A lot has been written about Pegasus, the mobile phone hacking software sold by the Israeli company NSO Group to all sorts of regimes, good(?) and bad, on the pretext that it can be used to track down terrorists. Of course, if it can track terrorists down, Pegasus can track anyone down. The software seems to have an unlimited ability to turn your phone into a personal spy—on yourself. So it was refreshing (in a weird confirmatory way) to learn that Pegasus is not alone. Of course, there simply has to be many similar spyware systems around, and a case that went before the U.S. Dept. of Justice highlighted one:
Three Former U.S. Intelligence Community and Military Personnel Agree to Pay More Than $1.68 Million to Resolve Criminal Charges Arising from Their Provision of Hacking-Related Services to a Foreign Government
That’s the headline from a DoJ press release from last September (why practically every word starts with a capital letter I don’t know—perhaps they were just chuffed). The press release said:
“According to court documents, the defendants worked as senior managers at a United Arab Emirates (U.A.E.)-based company (U.A.E. CO) that supported and carried out computer network exploitation (CNE) operations (i.e., “hacking”) for the benefit of the U.A.E government between 2016 and 2019. Despite being informed on several occasions that their work for U.A.E. CO, under the International Traffic in Arms Regulations (ITAR), constituted a “defense service” requiring a license from the State Department’s Directorate of Defense Trade Controls (DDTC), the defendants proceeded to provide such services without a license.”
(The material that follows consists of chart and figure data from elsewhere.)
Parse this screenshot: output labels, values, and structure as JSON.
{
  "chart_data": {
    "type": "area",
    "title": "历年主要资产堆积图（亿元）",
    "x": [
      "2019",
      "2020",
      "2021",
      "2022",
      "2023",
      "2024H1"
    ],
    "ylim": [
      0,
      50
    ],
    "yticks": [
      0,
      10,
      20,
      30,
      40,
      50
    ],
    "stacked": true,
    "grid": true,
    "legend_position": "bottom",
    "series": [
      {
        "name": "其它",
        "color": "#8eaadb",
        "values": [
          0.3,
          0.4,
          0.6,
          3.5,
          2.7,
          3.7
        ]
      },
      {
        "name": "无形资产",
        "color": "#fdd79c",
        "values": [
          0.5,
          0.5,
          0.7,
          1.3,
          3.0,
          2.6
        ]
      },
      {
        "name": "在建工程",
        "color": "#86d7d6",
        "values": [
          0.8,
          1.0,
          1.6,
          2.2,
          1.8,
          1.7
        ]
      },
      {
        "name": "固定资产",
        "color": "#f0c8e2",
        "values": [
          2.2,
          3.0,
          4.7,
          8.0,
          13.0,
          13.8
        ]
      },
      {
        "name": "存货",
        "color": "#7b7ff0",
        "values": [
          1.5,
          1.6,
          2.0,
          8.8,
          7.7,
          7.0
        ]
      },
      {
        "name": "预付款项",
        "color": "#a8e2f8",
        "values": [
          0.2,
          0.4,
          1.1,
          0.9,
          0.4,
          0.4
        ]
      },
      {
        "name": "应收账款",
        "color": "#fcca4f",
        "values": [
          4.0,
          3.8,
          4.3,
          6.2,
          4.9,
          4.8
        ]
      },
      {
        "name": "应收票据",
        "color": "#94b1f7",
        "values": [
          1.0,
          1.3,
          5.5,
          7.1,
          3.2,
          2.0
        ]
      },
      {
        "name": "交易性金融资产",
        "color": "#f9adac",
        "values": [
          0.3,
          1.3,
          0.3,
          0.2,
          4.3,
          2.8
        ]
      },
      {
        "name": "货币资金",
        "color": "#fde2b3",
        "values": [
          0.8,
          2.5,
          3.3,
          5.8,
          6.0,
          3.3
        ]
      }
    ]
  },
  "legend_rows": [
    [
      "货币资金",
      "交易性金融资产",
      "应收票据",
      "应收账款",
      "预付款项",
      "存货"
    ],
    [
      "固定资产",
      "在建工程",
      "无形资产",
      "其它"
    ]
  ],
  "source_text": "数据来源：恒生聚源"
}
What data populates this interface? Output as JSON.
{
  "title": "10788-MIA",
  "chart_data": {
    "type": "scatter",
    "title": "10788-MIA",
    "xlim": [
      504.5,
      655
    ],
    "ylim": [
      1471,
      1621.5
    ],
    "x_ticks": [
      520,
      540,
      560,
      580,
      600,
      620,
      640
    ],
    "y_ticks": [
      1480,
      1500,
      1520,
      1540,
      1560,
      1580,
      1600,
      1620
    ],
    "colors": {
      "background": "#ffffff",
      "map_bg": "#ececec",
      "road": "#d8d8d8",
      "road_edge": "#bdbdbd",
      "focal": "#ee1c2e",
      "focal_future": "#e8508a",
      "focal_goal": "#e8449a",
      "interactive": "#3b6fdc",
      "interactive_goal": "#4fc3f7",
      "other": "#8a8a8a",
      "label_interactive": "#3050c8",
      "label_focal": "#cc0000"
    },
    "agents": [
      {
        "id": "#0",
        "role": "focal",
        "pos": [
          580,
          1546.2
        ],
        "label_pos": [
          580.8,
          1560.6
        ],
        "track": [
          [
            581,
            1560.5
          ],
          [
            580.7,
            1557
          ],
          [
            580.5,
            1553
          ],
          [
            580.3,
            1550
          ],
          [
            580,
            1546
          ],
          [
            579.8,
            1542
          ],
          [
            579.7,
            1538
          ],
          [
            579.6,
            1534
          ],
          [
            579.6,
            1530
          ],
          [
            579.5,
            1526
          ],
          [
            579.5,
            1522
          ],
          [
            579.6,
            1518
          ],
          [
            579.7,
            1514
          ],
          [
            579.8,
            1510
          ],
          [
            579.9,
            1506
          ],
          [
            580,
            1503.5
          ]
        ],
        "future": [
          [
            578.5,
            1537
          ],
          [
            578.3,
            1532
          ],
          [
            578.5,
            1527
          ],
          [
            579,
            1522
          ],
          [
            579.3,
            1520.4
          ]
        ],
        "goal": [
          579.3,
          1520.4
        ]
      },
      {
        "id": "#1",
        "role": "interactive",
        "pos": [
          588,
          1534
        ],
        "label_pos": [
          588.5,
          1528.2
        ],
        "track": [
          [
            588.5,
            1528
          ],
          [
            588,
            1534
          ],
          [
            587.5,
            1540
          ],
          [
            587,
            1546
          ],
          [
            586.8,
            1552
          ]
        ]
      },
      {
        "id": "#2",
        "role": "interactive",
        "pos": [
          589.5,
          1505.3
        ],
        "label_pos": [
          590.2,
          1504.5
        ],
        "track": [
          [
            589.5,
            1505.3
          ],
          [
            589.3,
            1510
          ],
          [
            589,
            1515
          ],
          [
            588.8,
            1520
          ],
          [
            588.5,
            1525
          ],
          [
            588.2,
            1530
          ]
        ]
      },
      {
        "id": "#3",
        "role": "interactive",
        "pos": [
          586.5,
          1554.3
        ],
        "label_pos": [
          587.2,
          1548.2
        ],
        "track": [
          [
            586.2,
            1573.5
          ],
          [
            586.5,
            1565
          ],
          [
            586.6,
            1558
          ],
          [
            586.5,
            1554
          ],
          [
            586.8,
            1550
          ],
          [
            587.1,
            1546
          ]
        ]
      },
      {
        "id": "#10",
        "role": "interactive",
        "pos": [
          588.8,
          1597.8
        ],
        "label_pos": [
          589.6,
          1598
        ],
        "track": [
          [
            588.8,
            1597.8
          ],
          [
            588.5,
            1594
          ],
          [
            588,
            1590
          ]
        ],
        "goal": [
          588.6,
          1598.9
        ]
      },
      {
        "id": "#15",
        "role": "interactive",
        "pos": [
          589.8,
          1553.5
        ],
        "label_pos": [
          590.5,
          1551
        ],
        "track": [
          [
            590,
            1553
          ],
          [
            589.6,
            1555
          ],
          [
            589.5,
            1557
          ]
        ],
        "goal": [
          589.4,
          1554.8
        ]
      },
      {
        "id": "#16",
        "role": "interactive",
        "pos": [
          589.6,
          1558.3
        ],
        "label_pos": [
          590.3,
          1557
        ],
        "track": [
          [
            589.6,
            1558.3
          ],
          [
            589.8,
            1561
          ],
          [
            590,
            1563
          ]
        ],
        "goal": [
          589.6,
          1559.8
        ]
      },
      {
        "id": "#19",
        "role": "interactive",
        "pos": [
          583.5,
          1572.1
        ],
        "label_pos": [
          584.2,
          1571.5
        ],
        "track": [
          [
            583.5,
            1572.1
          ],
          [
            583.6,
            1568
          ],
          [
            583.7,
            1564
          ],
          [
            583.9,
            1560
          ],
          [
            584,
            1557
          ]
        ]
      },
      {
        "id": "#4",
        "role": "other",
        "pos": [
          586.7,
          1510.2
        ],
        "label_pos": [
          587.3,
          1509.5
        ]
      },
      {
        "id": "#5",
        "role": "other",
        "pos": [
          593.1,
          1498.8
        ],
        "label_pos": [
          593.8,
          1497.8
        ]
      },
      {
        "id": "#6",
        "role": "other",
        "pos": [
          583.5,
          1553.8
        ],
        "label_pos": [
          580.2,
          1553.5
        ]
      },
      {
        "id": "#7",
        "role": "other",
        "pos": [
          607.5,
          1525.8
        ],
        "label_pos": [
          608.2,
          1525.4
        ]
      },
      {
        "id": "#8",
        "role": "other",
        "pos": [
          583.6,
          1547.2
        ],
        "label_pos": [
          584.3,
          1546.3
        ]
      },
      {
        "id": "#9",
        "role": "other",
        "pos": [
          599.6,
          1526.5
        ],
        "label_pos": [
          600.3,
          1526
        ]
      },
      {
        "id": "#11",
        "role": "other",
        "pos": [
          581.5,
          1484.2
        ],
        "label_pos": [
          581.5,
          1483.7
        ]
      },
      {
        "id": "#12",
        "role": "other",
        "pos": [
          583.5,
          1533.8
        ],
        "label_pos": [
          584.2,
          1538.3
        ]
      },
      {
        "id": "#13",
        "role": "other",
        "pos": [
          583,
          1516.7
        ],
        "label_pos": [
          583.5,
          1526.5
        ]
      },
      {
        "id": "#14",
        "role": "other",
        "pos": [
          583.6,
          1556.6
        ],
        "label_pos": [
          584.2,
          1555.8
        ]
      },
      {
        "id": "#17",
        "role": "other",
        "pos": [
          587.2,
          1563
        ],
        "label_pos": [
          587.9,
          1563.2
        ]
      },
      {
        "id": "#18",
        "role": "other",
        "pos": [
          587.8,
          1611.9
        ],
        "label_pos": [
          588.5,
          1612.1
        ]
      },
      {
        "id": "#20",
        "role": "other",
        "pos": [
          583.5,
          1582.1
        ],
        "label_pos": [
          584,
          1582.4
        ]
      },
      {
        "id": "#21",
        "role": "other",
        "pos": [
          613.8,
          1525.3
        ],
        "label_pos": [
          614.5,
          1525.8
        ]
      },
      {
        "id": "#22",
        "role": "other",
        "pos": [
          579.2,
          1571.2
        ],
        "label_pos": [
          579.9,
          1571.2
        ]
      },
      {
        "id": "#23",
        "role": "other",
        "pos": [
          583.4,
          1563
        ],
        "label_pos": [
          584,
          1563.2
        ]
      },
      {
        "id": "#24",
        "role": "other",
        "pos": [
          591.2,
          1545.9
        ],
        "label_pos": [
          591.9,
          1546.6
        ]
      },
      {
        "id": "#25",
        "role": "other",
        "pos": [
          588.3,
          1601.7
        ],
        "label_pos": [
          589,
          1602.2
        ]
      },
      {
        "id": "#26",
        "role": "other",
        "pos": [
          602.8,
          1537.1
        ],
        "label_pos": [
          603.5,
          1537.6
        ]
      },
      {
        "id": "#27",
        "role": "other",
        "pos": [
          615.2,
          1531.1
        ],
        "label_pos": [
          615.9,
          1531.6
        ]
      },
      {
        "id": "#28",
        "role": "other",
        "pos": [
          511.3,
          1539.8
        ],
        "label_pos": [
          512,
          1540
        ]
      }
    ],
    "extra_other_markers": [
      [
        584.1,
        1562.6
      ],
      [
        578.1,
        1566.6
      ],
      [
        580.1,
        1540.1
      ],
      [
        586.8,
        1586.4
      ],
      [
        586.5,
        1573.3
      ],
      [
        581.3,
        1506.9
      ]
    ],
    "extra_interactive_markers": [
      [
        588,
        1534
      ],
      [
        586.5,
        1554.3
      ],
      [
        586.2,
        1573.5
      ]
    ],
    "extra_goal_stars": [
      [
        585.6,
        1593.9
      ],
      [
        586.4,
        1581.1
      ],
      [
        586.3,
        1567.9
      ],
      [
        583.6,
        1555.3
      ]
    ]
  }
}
“These services included the provision of support, direction and supervision in the creation of sophisticated “zero-click” computer hacking and intelligence gathering systems – i.e., one that could compromise a device without any action by the target. U.A.E. CO employees whose activities were supervised by and known to the defendants thereafter leveraged these zero-click exploits to illegally obtain and use access credentials for online accounts issued by U.S. companies, and to obtain unauthorized access to computers, like mobile phones, around the world, including in the United States.”
“Between January 2016 and November 2019, the defendants and other U.A.E. CO CIO employees expanded the breadth and increased the sophistication of the CNE operations that CIO was providing to the U.A.E. government. For example, over an 18-month period, CIO employees, with defendants’ support, direction and supervision, created two similar “zero-click” computer hacking and intelligence gathering systems that leveraged servers in the United States belonging to a U.S. technology company (U.S. Company Two) to obtain remote, unauthorized access to any of the tens of millions of smartphones and mobile devices utilizing a U.S. Company Two-provided operating system. The defendants and other CIO employees colloquially referred to these two systems as “KARMA” and “KARMA 2.”
Perhaps this story didn’t get the coverage it deserved in the mainstream press because the offence these chaps were charged with were more like white collar crimes such as not getting a license to trade their ‘KARMA.’ There’s no colourful illustration just yet of precisely how it was used (that’s for a further instalment). But there’s more to it, and we might want to ask ourselves why the UAE, who had bought Pegasus wanted KARMA too? Did they, in their negotiations for the famous rapprochement with Israel want something with which they could spy on Israeli diplomats which wouldn’t potentially have an Israeli cyber ‘backdoor?’ In any case, just how many cyber spying software programs are in use by governments? And how many of these spyware outfits reside in the private sector without any significant regulation? The market’s global. The laws are parochial. More later on this one, I suspect.